Carmen D’ Ávila, uma senhora sobre a qual não é muito fácil encontrar referências, é a autora deste fenômeno editorial. Em Lições de casa, a professora Ana Maria Bandeira de Mello Magaldi chamou a atenção para a circulação de manuais na Corte durante o século XIX, entre outros veículos de informação destinados à mulher e à família. Destacou o seu caráter “pedagógico” e identificou-os como “propostas de moldagem social” em diferentes países e momentos históricos.
O manual de civilidade de Carmen D’ Ávila, que confessa ter aprendido tudo o que escreveu a partir de uma “convivência fidalga” – o que talvez seja uma pista sobre sua origem –, é repleto de referências históricas usadas para ilustrar as diversas normas de comportamento. O beijo, por exemplo, “foi sempre usado em todos os ritos; e os cumprimentos beijocativos (sic), que perduraram até o século XVII, só desapareceram quando a Sr.ª Higiene começou a imiscuir-se nos tratados de civilidade”. Com delicadeza e uma ponta de ironia, a autora se refere ao discurso dos higienistas, que consideravam o beijo transmissor de doenças. Não menos perigosos para D. Carmen eram os elevadores: “Produto do arranha-céu, recinto anti-higiênico, veículo coletivo sempre incômodo (...) os ascensores precisam ao menos ter o adorno das boas maneiras” – todos sabem muito bem por quê.
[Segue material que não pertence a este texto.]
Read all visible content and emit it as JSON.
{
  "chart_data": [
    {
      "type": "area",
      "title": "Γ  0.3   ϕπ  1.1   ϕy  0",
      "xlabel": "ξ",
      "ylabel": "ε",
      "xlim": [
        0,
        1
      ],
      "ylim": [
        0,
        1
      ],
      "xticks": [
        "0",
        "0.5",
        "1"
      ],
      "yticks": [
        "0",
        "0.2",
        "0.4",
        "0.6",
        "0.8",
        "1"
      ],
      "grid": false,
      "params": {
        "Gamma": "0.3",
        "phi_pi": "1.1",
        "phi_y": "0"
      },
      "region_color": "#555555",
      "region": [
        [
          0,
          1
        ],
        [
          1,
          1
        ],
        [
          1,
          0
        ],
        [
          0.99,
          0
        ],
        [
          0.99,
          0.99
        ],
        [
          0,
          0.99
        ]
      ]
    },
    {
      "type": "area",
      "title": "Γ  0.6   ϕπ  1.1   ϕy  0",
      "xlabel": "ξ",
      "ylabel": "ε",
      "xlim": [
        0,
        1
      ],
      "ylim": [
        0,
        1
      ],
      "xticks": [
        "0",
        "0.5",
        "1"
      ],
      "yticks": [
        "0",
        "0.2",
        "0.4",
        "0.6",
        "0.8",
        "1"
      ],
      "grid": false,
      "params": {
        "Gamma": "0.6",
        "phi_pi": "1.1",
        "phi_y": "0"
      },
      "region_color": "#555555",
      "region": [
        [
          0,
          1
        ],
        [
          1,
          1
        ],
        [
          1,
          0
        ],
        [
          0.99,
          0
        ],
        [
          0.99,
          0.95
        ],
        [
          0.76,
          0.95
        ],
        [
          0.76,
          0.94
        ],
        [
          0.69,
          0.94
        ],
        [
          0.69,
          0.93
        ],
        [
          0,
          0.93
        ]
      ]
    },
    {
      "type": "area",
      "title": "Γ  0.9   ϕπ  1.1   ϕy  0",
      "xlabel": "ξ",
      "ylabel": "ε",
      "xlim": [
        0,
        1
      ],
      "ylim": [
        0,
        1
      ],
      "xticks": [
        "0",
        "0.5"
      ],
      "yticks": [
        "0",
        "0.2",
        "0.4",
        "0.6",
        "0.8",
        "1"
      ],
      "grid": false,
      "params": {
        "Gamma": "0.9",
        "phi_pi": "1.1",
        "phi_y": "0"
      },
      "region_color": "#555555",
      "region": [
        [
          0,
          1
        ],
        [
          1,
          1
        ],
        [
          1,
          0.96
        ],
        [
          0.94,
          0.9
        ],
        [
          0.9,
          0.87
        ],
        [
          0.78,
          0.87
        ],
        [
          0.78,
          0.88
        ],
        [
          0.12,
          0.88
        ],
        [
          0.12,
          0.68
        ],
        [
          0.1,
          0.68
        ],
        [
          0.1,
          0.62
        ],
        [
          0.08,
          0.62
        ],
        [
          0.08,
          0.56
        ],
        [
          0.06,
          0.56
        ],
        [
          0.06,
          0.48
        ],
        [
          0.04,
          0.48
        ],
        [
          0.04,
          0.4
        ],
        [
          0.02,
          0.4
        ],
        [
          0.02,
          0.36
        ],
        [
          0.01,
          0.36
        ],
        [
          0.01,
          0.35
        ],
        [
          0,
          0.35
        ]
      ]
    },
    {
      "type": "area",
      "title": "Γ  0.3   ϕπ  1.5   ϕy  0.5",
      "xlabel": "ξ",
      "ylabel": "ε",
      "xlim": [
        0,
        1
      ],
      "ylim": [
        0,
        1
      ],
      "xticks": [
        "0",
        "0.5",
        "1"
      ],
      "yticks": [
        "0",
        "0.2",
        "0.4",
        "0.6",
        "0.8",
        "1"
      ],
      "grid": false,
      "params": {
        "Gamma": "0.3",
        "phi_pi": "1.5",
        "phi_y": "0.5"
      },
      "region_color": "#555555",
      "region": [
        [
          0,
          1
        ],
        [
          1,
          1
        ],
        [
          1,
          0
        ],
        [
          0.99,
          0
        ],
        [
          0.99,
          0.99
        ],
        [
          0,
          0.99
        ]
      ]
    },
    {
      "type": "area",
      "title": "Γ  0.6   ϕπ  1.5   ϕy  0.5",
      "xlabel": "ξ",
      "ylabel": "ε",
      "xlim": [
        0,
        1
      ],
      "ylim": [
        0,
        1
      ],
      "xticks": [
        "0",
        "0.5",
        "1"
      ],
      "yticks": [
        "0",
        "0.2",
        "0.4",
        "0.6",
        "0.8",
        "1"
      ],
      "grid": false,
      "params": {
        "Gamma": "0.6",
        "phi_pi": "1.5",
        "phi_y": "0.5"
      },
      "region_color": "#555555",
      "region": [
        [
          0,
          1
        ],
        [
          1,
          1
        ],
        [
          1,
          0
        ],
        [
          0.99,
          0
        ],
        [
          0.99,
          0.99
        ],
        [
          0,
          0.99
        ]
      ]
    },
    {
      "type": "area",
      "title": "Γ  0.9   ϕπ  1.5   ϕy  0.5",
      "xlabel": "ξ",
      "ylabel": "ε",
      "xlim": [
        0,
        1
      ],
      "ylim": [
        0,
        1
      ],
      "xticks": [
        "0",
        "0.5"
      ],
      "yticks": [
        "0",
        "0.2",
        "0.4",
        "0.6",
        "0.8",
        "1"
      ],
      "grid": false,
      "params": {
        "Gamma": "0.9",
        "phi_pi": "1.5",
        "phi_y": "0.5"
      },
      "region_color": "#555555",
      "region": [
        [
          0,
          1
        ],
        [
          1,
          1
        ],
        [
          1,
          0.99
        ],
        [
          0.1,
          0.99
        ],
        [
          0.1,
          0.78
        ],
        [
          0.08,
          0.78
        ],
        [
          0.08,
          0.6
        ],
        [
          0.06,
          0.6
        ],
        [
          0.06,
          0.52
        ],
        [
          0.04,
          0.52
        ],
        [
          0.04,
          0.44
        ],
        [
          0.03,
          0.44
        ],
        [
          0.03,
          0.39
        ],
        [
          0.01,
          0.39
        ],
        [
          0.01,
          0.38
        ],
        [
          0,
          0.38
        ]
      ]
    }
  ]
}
As referências históricas são evocadas para demonstrar a pertinência de certas regras de bom-tom. Em aquarelas de Rugendas, a autora identifica um tratamento adequado às senhoras: “Verifica-se a delicadeza das caravanas mineiras, onde as senhoras caminhavam sempre à direita”. Mas algumas citações precisam ser vistas com cuidado. Ao se referir à continência na alimentação, Carmen D’ Ávila menciona que “em 1763, o marquês de Pombal, ao ver como se comia desordenadamente, mesmo no Paço, publicou um regulamento de ucharia e cozinha da Casa Real estatuindo a sobriedade”.
Ora, o decreto que restringiu as despesas da Real Ucharia (depósito de alimentos) é de 1765 e não surgiu simplesmente porque Pombal estava incomodado com os maus modos dos cortesãos. Fez parte de um conjunto mais amplo e sério de medidas de contenção de despesas e de reorganização financeira em Portugal, que incluiu desde a diminuição dos gastos dos nobres com os casamentos de seus filhos até a criação do Erário Régio, que controlava as finanças de Portugal e de seu Império colonial.
A intenção de contribuir para moldar procedimentos e atitudes não significa, porém, que D. Carmen não estivesse atenta aos exageros no uso da etiqueta: “Há pessoas incivis por excesso de civilidade”. Para comprovar, recorre a uma espécie de anedota histórica: “Houve no tempo de D. João VI um general apelidado o grão-de-bico, que ordenou que todo soldado se perfilasse e fizesse a devida continência ao avistar qualquer oficial. A esta ordem fez o major Pimenta a seguinte epigrama: Mandou certo comandante/ A um soldado noviço/ Que fosse entregar depressa/ Duas cartas de serviço/ Em menos de um quarto d’ hora/ Fiz as duas diligências/ E gastei o dia inteiro/ Em fazer as continências”.
As normas de conduta apresentadas nos manuais de boas maneiras espelham os valores de uma época. É compreensível, portanto, que regras para receber, convidar, andar de automóvel, vestir o luto ou simplesmente atender o telefone às vezes mudem radicalmente.